100 not out for city's famous pie [South Wales Echo (UK)]

(South Wales Echo (UK) Via Acquire Media NewsEdge) WHEN it comes to Cardiff's culinary history Brains beer and Clark's Pies are the two names that stand head and shoulders above the rest.

Now family members at the capital's most famous bakery are celebrating 100 years.

Amanda Rosoman and her sister Beverly, both descendants of shop founder Mary Clark, and current managers of the site in Grangetown's Bromsgrove Street, are gearing up for a week-long centenary celebration.

Amanda said: "My dad Dennis is 83 years old now so it's an especially proud moment for him as he's been making pies since the age of 14.

"We're running a few competitions this week, as Friday is the offi-cial anniversary.

"We've got some centenary mugs for sale and we'll be baking centenary pies." She added: "Not much has changed in 100 years.

"The pies used to contain kidney but that stopped fairly early on in our history, otherwise it's always been minced beef and potato.

"The only real change is the fact that we now wrap the pies, and that's down to a change in demand because a lot of our customers take the pies home to cook later." Clark's Pies were first made in Cardiff in 1913 by the founder Janet Maud (Mary) Clark in her shop at 93 Donald Street, Roath.


The pie making took a temporary break during World War I, but soon recommenced in the early 1920s.

In 1928 a shop was opened at 110 Paget Street, Grangetown, and family bakeries also sprung up in Bristol, Swindon, Reading, Newport and Gloucester.

But the Grangetown shop, opened by Dennis Dutch in 1955, is the only one still standing.

Amanda said: "It's quite amazing how the brand has grown over the years. I always say our name is bigger than the business, because people think we're a big manufacturing company, and are shocked when they see the size of the shop.

"It's a bit of a Tardis." Over the years the pies have entered Cardiff folklore and the nickname "Clarksies" is often used to demonstrate the city's "Kairdiff" accent - complete with a long and hard "a".

Amanda added: "There's an elderly woman here who remembers coming to the shop when she was a little girl so our customers have been loyal for generations.

"And the business is in good hands.

"My son Freddie runs the pie and mash shop at the Cardiff Blues while my daughter does the accounts and my other son does our marketing.

"We'll be around for a while yet." For more pictures go to www.walesonline.co.uk THINGS YOU MIGHT NOT KNOW ABOUT CARDIFF'S FAMOUSLY TASTY PASTRY ? The colloquial nickname given to Clark's Pies are Clarkies / Clarksies.
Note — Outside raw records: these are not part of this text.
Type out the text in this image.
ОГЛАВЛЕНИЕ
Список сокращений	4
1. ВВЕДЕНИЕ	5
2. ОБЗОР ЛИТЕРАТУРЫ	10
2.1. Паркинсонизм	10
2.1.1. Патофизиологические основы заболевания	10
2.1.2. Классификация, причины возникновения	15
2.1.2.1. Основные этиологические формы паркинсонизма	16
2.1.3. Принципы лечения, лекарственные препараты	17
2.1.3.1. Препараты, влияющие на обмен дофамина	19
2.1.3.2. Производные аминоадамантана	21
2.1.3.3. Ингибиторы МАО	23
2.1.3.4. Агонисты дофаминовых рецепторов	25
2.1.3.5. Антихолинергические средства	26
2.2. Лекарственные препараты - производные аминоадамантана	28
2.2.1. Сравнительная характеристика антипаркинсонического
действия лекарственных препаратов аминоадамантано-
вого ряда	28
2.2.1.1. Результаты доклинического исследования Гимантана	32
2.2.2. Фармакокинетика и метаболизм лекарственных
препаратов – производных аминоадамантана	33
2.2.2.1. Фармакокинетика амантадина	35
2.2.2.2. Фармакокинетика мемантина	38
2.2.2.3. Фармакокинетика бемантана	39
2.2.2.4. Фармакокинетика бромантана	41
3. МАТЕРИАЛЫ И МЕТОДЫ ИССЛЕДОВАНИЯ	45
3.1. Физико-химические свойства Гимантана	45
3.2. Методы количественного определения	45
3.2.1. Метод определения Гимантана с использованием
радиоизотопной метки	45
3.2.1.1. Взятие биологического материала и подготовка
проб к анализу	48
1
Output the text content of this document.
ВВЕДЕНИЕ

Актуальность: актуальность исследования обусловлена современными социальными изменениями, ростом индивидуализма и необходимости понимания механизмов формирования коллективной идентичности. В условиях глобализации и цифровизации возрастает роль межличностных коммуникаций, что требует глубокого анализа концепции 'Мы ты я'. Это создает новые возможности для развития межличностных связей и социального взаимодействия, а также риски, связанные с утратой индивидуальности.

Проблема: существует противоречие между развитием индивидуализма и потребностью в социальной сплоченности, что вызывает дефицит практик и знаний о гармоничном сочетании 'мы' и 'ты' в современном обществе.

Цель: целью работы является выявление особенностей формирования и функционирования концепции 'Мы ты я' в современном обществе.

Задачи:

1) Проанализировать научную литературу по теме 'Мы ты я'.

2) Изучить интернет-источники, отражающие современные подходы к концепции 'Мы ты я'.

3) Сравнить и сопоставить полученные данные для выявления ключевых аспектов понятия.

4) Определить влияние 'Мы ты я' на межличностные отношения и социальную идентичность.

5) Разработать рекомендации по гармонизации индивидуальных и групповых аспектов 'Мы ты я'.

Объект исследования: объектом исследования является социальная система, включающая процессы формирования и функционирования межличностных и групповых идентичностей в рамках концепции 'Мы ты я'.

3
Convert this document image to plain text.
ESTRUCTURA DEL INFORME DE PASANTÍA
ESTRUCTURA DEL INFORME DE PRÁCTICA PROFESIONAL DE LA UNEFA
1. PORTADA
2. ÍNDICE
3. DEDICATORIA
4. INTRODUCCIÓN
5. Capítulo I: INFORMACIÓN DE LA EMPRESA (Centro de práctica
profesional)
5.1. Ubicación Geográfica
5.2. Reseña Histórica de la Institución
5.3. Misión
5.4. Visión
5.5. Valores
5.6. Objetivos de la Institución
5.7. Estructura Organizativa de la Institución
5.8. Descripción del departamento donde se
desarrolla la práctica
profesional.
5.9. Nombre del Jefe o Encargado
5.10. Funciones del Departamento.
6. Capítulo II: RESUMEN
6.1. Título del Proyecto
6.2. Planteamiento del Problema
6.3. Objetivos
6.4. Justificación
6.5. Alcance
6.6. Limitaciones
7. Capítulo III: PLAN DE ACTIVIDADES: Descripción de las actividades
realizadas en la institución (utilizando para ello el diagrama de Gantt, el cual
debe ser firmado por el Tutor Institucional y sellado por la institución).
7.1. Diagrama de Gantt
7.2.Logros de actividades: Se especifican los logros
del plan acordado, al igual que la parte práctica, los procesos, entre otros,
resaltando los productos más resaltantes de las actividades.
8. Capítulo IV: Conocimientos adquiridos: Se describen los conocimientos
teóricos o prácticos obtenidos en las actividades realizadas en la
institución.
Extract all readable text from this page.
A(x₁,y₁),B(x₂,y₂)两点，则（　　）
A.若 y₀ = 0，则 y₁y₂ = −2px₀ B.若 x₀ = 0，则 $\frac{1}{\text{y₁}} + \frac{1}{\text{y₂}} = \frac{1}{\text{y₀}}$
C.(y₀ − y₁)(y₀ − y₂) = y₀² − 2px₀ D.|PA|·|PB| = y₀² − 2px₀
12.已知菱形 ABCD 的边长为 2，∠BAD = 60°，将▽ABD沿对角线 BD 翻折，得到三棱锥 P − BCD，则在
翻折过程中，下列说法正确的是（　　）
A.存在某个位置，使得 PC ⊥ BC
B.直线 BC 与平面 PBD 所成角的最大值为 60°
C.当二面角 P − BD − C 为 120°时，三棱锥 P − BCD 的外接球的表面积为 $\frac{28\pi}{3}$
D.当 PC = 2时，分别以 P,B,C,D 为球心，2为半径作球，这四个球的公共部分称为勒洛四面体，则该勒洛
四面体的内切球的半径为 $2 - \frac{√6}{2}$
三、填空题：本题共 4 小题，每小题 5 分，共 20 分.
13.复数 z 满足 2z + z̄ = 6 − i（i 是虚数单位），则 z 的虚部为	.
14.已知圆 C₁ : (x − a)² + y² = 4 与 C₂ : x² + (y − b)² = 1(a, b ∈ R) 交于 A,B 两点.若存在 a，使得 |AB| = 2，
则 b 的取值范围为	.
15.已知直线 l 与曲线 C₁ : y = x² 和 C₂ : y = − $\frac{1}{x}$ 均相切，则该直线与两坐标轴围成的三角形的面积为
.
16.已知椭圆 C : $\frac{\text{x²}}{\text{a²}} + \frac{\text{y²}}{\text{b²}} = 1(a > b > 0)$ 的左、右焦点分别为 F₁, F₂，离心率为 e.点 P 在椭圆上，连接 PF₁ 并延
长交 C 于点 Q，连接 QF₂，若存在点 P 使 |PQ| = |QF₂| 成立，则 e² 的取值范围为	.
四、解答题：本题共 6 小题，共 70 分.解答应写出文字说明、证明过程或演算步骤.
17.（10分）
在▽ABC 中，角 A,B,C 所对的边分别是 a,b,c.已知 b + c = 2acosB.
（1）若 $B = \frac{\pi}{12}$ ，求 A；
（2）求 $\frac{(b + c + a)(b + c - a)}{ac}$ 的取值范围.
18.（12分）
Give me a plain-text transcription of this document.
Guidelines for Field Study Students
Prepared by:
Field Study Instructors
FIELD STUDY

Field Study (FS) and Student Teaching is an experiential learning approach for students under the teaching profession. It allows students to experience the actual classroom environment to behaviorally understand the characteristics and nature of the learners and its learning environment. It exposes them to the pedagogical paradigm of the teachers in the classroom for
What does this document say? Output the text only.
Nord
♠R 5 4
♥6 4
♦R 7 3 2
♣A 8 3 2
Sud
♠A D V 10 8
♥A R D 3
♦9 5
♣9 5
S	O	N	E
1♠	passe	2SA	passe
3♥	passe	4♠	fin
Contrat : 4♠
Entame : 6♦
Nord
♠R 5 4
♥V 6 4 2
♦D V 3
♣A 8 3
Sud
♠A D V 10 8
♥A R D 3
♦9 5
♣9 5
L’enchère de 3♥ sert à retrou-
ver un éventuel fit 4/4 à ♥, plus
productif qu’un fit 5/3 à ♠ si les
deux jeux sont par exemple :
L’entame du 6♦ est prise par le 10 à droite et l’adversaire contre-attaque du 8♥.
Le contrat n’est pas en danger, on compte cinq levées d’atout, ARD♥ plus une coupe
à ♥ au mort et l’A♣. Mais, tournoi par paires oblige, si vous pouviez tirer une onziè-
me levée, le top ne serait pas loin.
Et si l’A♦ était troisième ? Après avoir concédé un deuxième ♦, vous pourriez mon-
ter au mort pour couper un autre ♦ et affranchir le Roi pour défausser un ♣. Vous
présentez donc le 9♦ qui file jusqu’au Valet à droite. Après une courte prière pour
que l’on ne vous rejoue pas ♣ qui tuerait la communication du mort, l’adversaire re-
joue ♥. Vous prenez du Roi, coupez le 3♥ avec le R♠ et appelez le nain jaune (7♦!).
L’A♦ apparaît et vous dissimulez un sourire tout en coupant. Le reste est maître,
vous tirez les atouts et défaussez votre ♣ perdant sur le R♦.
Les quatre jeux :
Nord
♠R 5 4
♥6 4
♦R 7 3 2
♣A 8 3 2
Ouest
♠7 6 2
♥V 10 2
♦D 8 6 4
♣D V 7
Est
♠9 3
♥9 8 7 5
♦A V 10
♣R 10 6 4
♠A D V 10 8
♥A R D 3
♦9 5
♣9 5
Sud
Welsh folk singer and broadcaster Frank Hennessy once said: "As soon as Cardiffians saw the Millennium Stadium they fell in love with it. They didn't realise why. But I'll tell you - it's like a giant Clark's pie with four cocktail sticks in it." Ian Holloway, former Bristol Rovers player/manager once erroneously claimed:"There's some great things that have come out of Bristol, like Clark's pies." A "Clark's Tash" is the nickname given to burning the upper lip with the hot filling.

"The Hanging Gardens of Grangetown" is the nickname given to burning the lower lip with the hot filling.

Each pie is baked with the word "CLARPIE" branded on the bottom.

Alongside the Clark's Original Pie the company also sells Tikka, Balti and chicken and mushroom pies.

Clark's Pies feature in a special exhibition at the Cardiff Story, Cardiff National Museum.